Tayyip Erdoğan hakkında bu köşede kaleme aldığımız yazılarda ısrarla ‘Başbakan’ yerine ‘BOP Eşbaşkanı’ sıfatını kullanmamıza, AKP’li olduğunu zannettiğimiz bazı okurlarımız fena bozuluyorlardı.
Gelen e-postaların içeriği genelde şöyleydi:
- “Tamam sevmeyebilirsin, beğenmeyebilirsin, ama o Türkiye’nin Başbakanı. Neden Başbakan sıfatını kullanmıyor da, hakaret eder gibi hep BOP Eş başkanı diyorsun. Bir Müslümanın, bir Müslümana böyle hitap etmesi doğru mu?”
Biz de kendilerine şu cevabı veriyorduk:
- “Peki, Müslüman olan ve Türkiye Cumhuriyeti Başbakanı sıfatını taşıyan bir kişinin, aynı zamanda Amerika-İsrail patentli Büyük Ortadoğu Projesi’nde Eş başkan olması doğru mu?”
Kaldı ki Erdoğan’ın ‘BOP Eşbaşkanı’ olduğunu biz söylemiyorduk.
Tam yedi defa, bizzat kendisi itiraf ediyordu.
* * *
Tayyip Erdoğan, daha önce yaptığı konuşmalarda aynen şöyle diyordu:
- “Şu anda Büyük Orta Doğu Projesi var ya, bu proje içerisinde Diyarbakır bir merkez, bir yıldız olabilir.” (16 Şubat 2004:)
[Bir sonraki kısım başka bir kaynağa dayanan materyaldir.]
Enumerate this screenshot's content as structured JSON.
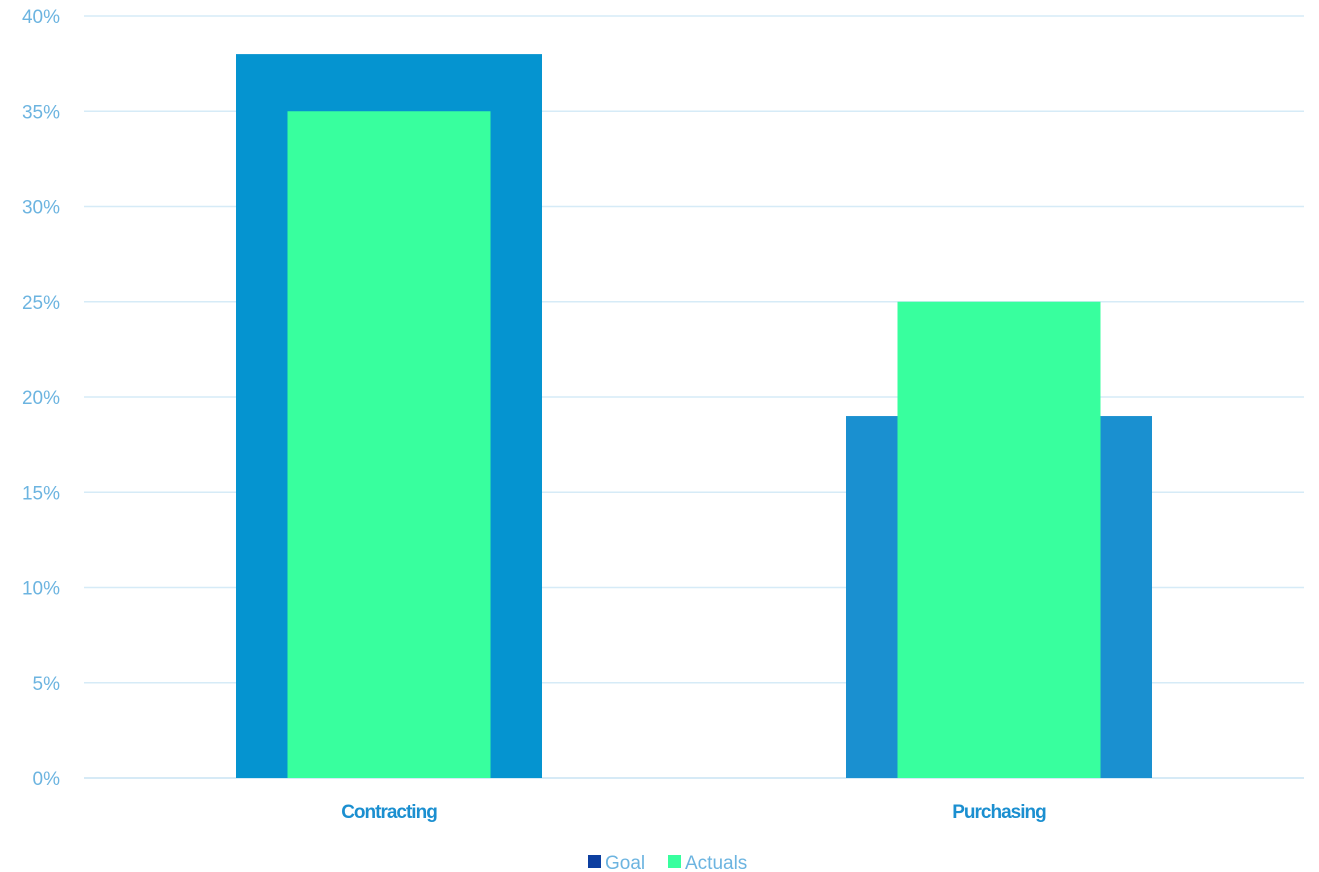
{
  "chart_data": {
    "type": "bar",
    "categories": [
      "Contracting",
      "Purchasing"
    ],
    "series": [
      {
        "name": "Goal",
        "values": [
          38,
          19
        ],
        "color": "#0594d0",
        "legend_color": "#0d3fa0"
      },
      {
        "name": "Actuals",
        "values": [
          35,
          25
        ],
        "color": "#38ff9e",
        "legend_color": "#38ff9e"
      }
    ],
    "ylim": [
      0,
      40
    ],
    "yticks": [
      0,
      5,
      10,
      15,
      20,
      25,
      30,
      35,
      40
    ],
    "ytick_labels": [
      "0%",
      "5%",
      "10%",
      "15%",
      "20%",
      "25%",
      "30%",
      "35%",
      "40%"
    ],
    "title": "",
    "xlabel": "",
    "ylabel": "",
    "grid": true,
    "legend_position": "bottom"
  }
}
- “Geniş Büyük Orta Doğu Projesi’nde demokratik ortak olarak bir görev üstlendik. Şu anda Orta Doğu coğrafyası üzerindeki ülkelere yapmış olduğumuz ziyaretler de, bunun açık, net örnekleridir.” (8 Haziran 2005)
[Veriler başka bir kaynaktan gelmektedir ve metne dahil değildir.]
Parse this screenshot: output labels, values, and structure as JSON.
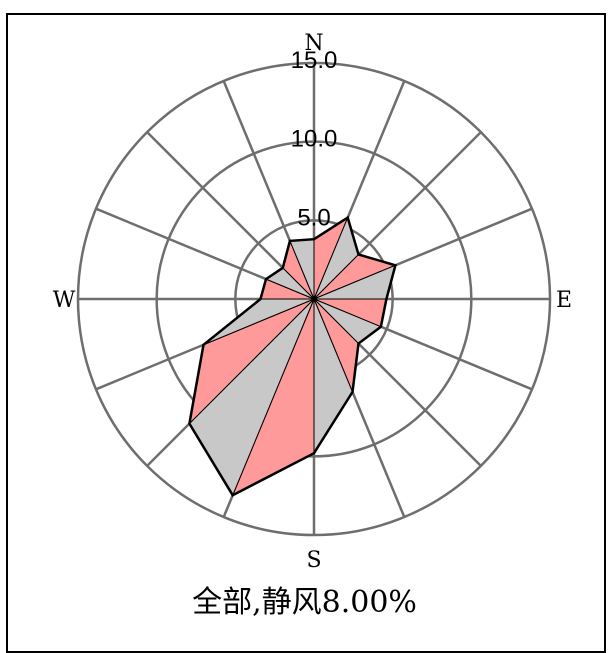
{
  "chart_data": {
    "type": "wind-rose",
    "directions": [
      "N",
      "NNE",
      "NE",
      "ENE",
      "E",
      "ESE",
      "SE",
      "SSE",
      "S",
      "SSW",
      "SW",
      "WSW",
      "W",
      "WNW",
      "NW",
      "NNW"
    ],
    "values": [
      3.8,
      5.6,
      4.0,
      5.6,
      4.6,
      4.6,
      4.0,
      6.4,
      9.8,
      13.5,
      11.2,
      7.6,
      3.4,
      3.3,
      2.8,
      4.0
    ],
    "rmax": 15.0,
    "rings": [
      5.0,
      10.0,
      15.0
    ],
    "ring_labels": [
      "5.0",
      "10.0",
      "15.0"
    ],
    "compass": {
      "n": "N",
      "e": "E",
      "s": "S",
      "w": "W"
    },
    "caption": "全部,静风8.00%",
    "colors": {
      "alt_a": "#ff9a9a",
      "alt_b": "#c8c8c8",
      "grid": "#6e6e6e",
      "outline": "#000000"
    }
  }
}
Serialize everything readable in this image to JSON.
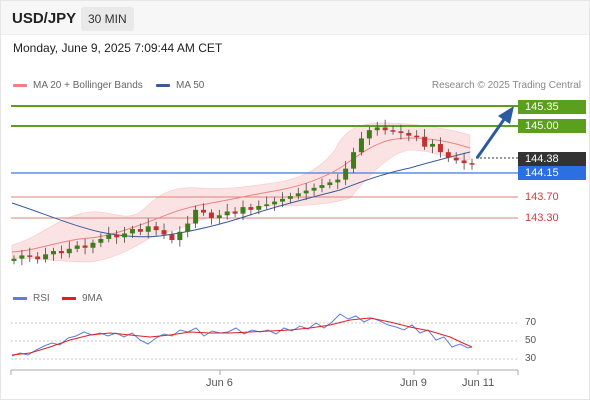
{
  "header": {
    "symbol": "USD/JPY",
    "timeframe": "30 MIN"
  },
  "timestamp": "Monday, June 9, 2025 7:09:44 AM CET",
  "legend": {
    "items": [
      {
        "label": "MA 20 + Bollinger Bands",
        "color": "#f08080"
      },
      {
        "label": "MA 50",
        "color": "#3a5a9a"
      }
    ],
    "credit": "Research © 2025 Trading Central"
  },
  "price_levels": [
    {
      "label": "145.35",
      "color": "#5aa01e",
      "style": "filled"
    },
    {
      "label": "145.00",
      "color": "#5aa01e",
      "style": "filled"
    },
    {
      "label": "144.38",
      "color": "#333333",
      "style": "filled"
    },
    {
      "label": "144.15",
      "color": "#2c6fe0",
      "style": "filled"
    },
    {
      "label": "143.70",
      "color": "#d23c3c",
      "style": "text"
    },
    {
      "label": "143.30",
      "color": "#d23c3c",
      "style": "text"
    }
  ],
  "rsi_panel": {
    "legend": [
      {
        "label": "RSI",
        "color": "#5b7fe0"
      },
      {
        "label": "9MA",
        "color": "#e02020"
      }
    ],
    "ticks": [
      "70",
      "50",
      "30"
    ]
  },
  "x_axis": {
    "ticks": [
      "Jun 6",
      "Jun 9",
      "Jun 11"
    ]
  },
  "chart_data": {
    "type": "line",
    "title": "USD/JPY",
    "timeframe": "30 MIN",
    "y_range": [
      142.6,
      145.55
    ],
    "close_prices": [
      142.66,
      142.72,
      142.7,
      142.65,
      142.74,
      142.8,
      142.76,
      142.84,
      142.9,
      142.86,
      142.95,
      143.02,
      143.1,
      143.05,
      143.12,
      143.2,
      143.15,
      143.25,
      143.18,
      143.1,
      143.0,
      143.15,
      143.3,
      143.55,
      143.5,
      143.4,
      143.45,
      143.52,
      143.48,
      143.6,
      143.55,
      143.62,
      143.65,
      143.7,
      143.75,
      143.8,
      143.85,
      143.9,
      143.95,
      144.0,
      144.05,
      144.1,
      144.3,
      144.6,
      144.85,
      145.0,
      145.05,
      145.0,
      144.98,
      144.95,
      144.9,
      144.88,
      144.7,
      144.75,
      144.6,
      144.5,
      144.45,
      144.4,
      144.38
    ],
    "levels": {
      "resistance_2": 145.35,
      "resistance_1": 145.0,
      "last_price": 144.38,
      "pivot": 144.15,
      "support_1": 143.7,
      "support_2": 143.3
    },
    "rsi_ticks": [
      70,
      50,
      30
    ],
    "x_ticks": [
      "Jun 6",
      "Jun 9",
      "Jun 11"
    ]
  }
}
- “Türkiye’nin Orta Doğu’da bir görevi var. Biz BOP’un eşbaşkanlarından biriyiz. Bu görevi yapıyoruz.” (4 Mart 2006)
Erdoğan, 13 Ocak Salı günü AKP’nin haftalık grup toplantısında yaptığı konuşmada ise, aynen şu ifadeleri kullandı:
- “Büyük Orta Doğu Projesinin amacı bellidir. O amaçlar içerisinde Türkiye’nin üstlendiği görev de bellidir. BOP, barış, huzur, insan hakları, hukukun üstünlüğü, ileri demokrasi ve ekonomik kalkınma, kadın hakları ve eğitim özgürlüğünü daha yukarılara taşımak amacıyla atılmış bir adımdır. Burada Türkiye’ye de bir görev verildi ve biz bu görevi üstlendik.”
* * *
Büyük Orta Doğu Projesi ya da yeni ismiyle Genişletilmiş Orta Doğu ve Kuzey Afrika Projesi’nin ne olduğu, ABD Dışişleri Bakanı Condoleezza Rice tarafından 7.08.2003 tarihinde Washington Post için kaleme alınan bir yazıda şöyle açıklanıyor:
-“Fas’tan Basra Körfezi’ne, oradan Orta Asya steplerine kadar 24 ülkenin rejimlerini, sınırlarını ve haritalarını değiştirmek.”
Projenin ve nihai hedefi ise, önce Irak’ın kuzeyindeki temelleri atılan ‘Yahudi-Kürt’ devletini ilan etmek, sonra İran, Suriye ve Türkiye’den koparılacak parçaları bu devletçiğe monte ederek bir ‘Birleşik Kürdistan’ devleti oluşturmak, nihayet bu kukla devleti ve ‘arz-ı mevud’ toprakları içinde ortaya çıkacak diğer ‘site/şehir’ devletçiklerini, ‘Büyük İsrail’ şemsiyesi altında birleştirmek.
Nitekim, “Ortadoğu’nun yıldızı olacak” denilen Diyarbakır, ABD Silahlı Kuvvetler dergisinde yayınlanan haritalarda, ‘Yahudi-Kürt Devleti’nin sınırları içerisinde gösteriliyor.
Aynı haritalar, NATO toplantılarında da sık sık gündeme getiriliyor.
* * *
Şimdi soruyoruz:
‘BOP Eşbaşkanlığı’ görevi, Tayyip Erdoğan’a kim veya kimler tarafından nasıl verildi?
Erdoğan, nihai hedefi Türkiye’yi de bölüp parçalamak olan bir projede, ‘Eşbaşkan’ olarak görev alarak alenen suç işlemiyor mu?
Savcılar, olaya el koymak için daha ne bekliyor?